Several factors are driving increased interest in ESG investing.

Millennial Investors and Women Have a Particular Interest in Sustainable Investing
A number of studies have shown that millennials (particularly affluent millennials) and women have a strong interest in sustainable investing.

  • 90% of affluent millennials—versus 76% of wealthy nonmillennials—said they were interested in realizing competitive returns from their investments while also promoting positive social and environmental outcomes, according to a 2015 survey conducted by TIAA.
  • 84% of ultra high net worth millennials expressed interest in SRI and impact investing, and 76% expressed interest in ESG investing, in a survey conducted in 2015 by OppenheimerFunds and Campden Research.
  • Women are twice as likely as men to consider investments that both deliver positive returns and make a positive impact, according to a 2014 survey conducted by Morgan Stanley.

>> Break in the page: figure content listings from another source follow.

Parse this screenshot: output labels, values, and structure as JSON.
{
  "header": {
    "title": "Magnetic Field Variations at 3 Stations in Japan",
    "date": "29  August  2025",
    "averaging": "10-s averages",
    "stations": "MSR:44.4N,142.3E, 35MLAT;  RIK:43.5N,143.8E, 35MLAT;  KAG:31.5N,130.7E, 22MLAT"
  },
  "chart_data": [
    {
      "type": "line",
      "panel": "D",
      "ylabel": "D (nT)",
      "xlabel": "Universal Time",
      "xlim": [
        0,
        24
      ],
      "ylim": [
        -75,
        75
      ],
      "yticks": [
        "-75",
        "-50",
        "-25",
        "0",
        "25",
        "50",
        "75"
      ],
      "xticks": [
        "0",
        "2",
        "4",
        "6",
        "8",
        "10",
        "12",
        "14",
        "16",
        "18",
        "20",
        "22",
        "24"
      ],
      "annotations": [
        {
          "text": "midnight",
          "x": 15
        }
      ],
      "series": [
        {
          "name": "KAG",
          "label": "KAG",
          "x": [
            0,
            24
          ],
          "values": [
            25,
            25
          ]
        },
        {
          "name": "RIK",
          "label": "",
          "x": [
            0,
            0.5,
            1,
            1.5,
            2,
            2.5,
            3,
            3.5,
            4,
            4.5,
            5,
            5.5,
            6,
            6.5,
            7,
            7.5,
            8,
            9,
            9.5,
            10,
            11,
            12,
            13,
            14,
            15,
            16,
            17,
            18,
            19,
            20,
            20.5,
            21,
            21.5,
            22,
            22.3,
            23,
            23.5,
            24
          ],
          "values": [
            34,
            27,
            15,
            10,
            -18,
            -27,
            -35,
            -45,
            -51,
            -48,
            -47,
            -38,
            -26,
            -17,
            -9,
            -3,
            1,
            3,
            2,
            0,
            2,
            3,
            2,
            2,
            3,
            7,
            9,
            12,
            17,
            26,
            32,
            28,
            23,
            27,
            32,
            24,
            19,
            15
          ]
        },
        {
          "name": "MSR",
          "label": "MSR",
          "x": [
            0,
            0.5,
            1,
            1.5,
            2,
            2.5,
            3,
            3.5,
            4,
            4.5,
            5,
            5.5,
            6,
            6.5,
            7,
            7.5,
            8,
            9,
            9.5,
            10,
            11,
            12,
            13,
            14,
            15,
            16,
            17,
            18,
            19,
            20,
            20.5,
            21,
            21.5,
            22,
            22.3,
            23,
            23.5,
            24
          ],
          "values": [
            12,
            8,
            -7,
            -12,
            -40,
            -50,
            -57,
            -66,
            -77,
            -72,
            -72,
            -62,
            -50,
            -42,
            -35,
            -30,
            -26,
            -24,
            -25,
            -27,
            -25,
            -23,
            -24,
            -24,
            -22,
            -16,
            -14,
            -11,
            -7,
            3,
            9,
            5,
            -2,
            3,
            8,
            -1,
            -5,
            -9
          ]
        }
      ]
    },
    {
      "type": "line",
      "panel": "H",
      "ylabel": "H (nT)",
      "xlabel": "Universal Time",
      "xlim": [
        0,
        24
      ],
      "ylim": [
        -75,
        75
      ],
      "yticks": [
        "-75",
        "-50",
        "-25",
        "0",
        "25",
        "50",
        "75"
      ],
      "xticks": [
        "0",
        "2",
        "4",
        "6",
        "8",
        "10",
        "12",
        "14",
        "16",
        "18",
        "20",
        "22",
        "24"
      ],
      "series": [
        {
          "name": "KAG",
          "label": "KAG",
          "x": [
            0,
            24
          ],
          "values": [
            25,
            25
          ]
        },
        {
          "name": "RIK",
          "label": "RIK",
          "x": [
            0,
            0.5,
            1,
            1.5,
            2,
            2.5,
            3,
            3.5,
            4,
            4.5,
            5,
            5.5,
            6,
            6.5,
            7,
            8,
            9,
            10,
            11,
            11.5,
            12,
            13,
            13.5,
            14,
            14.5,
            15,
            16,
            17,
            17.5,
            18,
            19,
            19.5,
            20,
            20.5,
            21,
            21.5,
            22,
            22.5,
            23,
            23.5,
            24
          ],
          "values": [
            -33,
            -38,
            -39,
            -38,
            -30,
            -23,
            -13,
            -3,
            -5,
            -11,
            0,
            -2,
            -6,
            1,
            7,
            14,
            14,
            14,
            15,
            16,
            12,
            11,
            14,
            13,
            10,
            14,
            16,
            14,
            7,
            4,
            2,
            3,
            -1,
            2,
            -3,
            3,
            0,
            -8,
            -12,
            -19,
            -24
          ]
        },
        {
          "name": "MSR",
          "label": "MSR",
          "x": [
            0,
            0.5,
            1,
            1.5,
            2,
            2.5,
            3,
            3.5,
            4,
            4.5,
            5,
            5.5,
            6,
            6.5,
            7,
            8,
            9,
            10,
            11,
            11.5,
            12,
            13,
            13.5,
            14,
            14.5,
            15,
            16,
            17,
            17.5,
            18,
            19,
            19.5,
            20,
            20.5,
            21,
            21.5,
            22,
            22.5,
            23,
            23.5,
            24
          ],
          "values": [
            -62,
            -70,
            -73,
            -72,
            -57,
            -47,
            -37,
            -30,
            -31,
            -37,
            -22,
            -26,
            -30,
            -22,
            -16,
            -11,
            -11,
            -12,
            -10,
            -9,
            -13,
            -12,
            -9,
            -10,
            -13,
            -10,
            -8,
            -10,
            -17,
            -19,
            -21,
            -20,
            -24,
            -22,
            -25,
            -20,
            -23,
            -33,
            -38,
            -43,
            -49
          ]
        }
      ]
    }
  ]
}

This level of interest is particularly important given that $30 trillion in wealth will be transferred from baby boomers to their heirs, including the 90 million millennials, over the next several decades,2 while women will control 66% of the consumer wealth in the United States in the next 10 years.3

ESG Investing Is Being Recognized by Government and Industry Organizations
In the past few years, government and industry organizations have also changed their views toward ESG investing in ways that will greatly contribute to the growing interest in this approach to investing.

  • The U.S. Department of Labor issued guidance about ESG considerations that opened the door for retirement plans to adopt ESG policies and strategies for their investment platforms,4 while other countries are requiring their pension plans to disclose whether ESG data are incorporated into their investment funds’ policies and procedures.5
  • In 2006, the United Nations launched its Principles for Responsible Investment (PRI) to work with investors, asset managers and policymakers to promote international awareness of fiduciary responsibility and sustainable investing. As of April 2016, the PRI base included 1,500 signatories representing $62 trillion in assets under management.6
  • In 2016, the well-known fund rating service, Morningstar, introduced its Sustainability RatingTM for mutual funds, to help investors gauge how well the companies in a fund’s portfolio are managing ESG factors.